For Durán, having better access to information and participation is a tool of conflict prevention. “Committing to effectively implement those rights, far from exacerbating conflicts, will help prevent them. And there is enough experience and evidence to support this”.

International Reputation Weakens

During the session in Congress in which Allamand and Schmidt explained the reasons for not signing, the Communist Party representative Carmen Hertz spoke about the international repercussions of the government’s decision. “Chile is left in an extremely uncomfortable position. We cannot claim to have just realized that there are several problems in an agreement that we drafted”.

The president of the Commission of Foreign Relations, Jaime Naranjo, agreed with Hertz and questioned the decision. “Where is the credibility of our country? We are giving the image that we act in one line and then take direction in an opposite one”.

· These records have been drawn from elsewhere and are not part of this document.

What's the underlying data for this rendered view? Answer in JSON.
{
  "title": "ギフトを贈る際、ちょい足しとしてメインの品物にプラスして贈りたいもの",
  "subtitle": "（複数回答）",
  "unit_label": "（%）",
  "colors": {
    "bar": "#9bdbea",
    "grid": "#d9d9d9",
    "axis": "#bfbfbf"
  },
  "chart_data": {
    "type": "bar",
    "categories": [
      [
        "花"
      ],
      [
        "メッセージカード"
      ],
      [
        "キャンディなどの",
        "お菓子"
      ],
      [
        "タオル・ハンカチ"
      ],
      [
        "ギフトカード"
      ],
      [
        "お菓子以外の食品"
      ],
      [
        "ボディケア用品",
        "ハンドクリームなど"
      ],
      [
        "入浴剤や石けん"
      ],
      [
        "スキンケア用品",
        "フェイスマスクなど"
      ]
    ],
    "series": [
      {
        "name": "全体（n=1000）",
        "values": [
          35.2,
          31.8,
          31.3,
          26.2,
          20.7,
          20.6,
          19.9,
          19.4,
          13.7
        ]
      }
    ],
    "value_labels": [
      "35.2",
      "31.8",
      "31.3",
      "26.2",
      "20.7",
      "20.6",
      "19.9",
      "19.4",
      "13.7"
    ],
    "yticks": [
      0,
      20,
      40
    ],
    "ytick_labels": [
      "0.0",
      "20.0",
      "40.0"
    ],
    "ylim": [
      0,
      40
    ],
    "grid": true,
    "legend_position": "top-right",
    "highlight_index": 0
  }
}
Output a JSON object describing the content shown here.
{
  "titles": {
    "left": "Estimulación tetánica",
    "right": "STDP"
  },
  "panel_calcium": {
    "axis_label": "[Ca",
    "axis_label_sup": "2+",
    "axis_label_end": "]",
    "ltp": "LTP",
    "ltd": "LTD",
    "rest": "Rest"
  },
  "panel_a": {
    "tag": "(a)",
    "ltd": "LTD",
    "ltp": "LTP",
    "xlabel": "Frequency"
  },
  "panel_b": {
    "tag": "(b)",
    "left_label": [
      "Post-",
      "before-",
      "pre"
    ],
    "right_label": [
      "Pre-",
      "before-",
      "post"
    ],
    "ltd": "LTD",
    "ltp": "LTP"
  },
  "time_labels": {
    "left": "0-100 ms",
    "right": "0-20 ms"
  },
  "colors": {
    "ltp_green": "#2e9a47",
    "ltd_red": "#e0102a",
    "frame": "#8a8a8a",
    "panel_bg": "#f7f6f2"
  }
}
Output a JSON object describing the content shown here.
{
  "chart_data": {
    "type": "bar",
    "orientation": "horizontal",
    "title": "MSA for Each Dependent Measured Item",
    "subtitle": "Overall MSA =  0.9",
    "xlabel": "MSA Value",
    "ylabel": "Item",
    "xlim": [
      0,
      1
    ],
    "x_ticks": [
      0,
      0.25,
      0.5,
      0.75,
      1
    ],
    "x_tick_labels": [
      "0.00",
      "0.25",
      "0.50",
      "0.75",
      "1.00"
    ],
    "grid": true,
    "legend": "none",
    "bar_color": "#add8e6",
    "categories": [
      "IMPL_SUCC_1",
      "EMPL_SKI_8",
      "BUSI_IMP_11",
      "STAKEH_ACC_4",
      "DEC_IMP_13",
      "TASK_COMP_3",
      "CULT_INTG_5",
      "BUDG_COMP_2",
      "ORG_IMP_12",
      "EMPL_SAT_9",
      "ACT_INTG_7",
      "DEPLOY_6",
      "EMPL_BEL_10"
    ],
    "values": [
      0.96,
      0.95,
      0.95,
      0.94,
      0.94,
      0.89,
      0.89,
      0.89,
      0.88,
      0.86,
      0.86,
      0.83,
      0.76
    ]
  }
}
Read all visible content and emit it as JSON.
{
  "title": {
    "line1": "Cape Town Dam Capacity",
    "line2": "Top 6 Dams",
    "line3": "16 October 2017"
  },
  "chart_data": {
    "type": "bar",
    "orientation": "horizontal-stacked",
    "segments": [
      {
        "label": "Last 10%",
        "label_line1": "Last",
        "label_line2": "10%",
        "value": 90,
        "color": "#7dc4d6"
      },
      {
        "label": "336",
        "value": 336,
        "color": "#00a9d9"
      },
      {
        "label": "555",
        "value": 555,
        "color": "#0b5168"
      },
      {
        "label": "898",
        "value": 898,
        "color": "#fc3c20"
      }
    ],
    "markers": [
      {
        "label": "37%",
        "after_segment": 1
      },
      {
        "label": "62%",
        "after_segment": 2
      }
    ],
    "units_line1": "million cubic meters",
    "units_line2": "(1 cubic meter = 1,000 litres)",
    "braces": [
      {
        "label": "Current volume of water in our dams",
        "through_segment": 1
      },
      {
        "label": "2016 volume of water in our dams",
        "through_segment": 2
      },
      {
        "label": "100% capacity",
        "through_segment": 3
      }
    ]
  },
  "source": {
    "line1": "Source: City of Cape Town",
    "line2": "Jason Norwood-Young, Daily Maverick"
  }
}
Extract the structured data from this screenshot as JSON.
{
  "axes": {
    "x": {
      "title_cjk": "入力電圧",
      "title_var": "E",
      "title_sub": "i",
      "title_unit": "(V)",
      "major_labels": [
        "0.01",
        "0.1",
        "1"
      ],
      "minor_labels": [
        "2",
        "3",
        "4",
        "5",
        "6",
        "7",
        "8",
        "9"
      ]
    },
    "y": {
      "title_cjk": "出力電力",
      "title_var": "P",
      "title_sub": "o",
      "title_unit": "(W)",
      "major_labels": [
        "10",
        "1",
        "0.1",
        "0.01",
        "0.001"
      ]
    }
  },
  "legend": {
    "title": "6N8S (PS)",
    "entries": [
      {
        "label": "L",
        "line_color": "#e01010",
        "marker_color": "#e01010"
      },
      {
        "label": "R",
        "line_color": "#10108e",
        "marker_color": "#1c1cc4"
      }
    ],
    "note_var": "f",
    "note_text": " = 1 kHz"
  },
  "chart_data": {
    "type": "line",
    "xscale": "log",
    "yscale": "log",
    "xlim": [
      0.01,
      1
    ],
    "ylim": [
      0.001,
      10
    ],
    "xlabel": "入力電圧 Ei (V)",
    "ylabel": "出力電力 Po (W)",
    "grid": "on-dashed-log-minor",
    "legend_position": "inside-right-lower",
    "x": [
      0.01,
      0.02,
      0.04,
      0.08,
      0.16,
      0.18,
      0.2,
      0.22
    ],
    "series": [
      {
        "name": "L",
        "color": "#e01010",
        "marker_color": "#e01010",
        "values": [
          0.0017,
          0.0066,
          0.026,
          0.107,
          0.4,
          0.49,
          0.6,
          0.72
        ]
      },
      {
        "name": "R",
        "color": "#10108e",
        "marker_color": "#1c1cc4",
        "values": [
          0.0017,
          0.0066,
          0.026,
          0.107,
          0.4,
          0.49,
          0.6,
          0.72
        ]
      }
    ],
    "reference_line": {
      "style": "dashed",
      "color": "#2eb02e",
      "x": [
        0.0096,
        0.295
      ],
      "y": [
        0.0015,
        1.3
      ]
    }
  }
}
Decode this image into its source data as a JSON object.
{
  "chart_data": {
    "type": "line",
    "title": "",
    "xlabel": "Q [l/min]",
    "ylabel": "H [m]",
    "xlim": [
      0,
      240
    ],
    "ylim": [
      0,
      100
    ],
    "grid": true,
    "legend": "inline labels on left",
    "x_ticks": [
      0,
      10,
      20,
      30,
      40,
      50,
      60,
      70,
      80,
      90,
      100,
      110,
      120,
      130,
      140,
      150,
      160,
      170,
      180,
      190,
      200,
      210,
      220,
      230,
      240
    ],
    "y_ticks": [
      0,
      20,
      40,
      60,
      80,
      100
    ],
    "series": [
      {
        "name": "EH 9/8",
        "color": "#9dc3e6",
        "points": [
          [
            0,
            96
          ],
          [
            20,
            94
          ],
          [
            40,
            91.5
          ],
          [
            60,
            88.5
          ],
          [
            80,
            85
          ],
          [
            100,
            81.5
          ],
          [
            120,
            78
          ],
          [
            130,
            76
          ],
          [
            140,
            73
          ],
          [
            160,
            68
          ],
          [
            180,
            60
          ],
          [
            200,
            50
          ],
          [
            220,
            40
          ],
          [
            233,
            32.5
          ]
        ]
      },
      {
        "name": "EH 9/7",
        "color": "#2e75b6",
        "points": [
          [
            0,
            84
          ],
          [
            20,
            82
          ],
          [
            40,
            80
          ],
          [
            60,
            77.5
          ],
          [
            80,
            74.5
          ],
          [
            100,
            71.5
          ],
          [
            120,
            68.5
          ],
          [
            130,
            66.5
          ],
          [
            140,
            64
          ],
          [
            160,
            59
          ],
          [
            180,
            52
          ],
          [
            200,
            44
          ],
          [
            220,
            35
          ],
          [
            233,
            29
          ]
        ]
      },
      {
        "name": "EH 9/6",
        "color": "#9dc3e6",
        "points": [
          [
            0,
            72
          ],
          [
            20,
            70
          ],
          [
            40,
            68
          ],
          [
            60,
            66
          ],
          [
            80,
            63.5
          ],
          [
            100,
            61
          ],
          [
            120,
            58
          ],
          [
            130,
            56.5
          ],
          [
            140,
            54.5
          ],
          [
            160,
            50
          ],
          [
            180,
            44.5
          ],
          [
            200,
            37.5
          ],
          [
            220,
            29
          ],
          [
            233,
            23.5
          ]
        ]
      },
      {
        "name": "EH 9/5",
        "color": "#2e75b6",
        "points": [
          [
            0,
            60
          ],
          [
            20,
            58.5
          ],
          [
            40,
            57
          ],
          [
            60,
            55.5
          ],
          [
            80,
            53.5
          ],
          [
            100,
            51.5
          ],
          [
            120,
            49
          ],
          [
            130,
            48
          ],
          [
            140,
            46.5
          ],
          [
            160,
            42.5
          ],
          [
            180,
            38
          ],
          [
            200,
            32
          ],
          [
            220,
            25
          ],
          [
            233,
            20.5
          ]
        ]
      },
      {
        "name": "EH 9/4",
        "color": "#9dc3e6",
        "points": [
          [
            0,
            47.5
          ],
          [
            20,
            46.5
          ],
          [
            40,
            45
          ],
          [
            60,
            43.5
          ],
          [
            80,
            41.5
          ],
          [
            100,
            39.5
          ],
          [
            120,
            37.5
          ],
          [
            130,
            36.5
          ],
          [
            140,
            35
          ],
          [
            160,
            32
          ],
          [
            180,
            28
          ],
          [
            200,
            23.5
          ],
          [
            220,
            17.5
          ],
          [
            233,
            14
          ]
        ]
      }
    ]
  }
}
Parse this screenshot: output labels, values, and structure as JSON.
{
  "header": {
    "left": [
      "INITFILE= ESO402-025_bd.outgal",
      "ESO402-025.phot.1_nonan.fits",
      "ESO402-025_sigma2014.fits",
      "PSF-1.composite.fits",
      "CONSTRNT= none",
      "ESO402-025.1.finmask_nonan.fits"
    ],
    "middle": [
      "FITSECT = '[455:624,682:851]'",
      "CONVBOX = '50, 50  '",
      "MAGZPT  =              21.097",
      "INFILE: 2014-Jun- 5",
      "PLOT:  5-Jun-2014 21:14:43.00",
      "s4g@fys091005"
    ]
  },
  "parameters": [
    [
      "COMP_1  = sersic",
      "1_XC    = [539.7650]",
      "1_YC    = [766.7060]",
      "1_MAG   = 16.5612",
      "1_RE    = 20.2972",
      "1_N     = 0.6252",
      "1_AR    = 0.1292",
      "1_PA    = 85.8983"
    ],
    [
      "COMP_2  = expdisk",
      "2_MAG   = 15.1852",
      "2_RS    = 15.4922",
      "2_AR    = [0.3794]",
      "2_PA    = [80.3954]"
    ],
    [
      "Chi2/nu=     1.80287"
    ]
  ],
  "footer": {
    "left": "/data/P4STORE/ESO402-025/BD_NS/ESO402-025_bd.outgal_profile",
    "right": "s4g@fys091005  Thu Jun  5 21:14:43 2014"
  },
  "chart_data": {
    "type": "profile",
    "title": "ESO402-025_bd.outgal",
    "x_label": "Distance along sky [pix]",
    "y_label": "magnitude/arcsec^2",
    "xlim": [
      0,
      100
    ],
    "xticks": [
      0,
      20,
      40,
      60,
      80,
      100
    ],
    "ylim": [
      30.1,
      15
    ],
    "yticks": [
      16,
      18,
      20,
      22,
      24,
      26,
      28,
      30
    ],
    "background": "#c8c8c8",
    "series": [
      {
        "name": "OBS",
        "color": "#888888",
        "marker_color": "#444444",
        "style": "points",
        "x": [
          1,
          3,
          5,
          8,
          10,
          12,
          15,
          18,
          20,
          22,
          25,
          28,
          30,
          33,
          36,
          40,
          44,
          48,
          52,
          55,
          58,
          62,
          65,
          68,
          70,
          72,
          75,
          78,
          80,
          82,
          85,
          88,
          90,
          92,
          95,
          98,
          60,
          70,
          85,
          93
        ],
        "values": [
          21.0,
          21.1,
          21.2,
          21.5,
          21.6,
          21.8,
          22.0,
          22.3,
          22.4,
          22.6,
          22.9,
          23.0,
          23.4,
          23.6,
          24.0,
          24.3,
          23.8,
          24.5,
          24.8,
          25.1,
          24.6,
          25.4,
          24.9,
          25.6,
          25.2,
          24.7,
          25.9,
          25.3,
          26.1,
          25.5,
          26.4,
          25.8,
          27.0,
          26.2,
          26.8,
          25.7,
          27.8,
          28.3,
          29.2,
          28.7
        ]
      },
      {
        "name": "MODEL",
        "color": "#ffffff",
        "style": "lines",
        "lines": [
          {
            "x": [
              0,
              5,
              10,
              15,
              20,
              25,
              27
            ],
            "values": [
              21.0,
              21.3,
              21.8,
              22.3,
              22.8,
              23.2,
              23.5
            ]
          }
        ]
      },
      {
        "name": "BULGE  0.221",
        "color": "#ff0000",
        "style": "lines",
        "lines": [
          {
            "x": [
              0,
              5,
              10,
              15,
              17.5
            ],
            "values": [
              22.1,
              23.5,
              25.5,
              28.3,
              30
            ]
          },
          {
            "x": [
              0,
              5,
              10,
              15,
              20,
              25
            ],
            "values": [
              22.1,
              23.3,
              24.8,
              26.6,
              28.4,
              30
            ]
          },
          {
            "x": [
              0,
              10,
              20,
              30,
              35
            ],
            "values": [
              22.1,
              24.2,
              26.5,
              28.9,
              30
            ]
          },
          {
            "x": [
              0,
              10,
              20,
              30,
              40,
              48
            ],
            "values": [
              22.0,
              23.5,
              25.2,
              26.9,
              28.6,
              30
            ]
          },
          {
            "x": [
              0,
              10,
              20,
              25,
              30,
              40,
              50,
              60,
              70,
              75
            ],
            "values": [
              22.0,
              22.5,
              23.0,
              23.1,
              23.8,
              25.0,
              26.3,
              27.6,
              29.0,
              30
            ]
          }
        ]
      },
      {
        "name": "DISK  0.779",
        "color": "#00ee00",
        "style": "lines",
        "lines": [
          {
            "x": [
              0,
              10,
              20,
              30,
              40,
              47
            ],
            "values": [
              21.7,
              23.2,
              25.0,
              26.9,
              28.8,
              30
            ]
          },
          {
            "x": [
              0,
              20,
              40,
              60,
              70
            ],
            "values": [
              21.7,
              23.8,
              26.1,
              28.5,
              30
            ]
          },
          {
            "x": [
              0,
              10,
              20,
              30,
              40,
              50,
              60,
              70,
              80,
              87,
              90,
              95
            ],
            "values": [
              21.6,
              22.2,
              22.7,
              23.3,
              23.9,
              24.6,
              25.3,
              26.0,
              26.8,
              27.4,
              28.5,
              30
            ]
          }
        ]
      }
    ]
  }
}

Being an international jurist, Durán thinks that this decision will even cost legitimacy to the country’s future commercial negotiations. “How will other countries keep on negotiating important commercial agreements with us if we disembark at the last minute?”

Hope That A Future Administration Will Sign

The final date to sign the agreement and be one of the founding members is Sept. 26, but countries can still join afterward. Durán thinks Piñera’s government will not sign the treaty, “but I’m sure that another government will, because it is consistent with our foreign policy”.

Benfeld thinks that the longer the signature is delayed, the more damage is done to the communities. “Not signing on Sept. 26 means the postponement of the delivery of the fundamental rights that are being violated today. Each day that passes is another day of uncertainty for people who live in sacrifice zones and have no idea what they are breathing”.

The agreement currently has 22 signatures, and 9 ratifications; 11 of the latter are required for the treaty to come into force.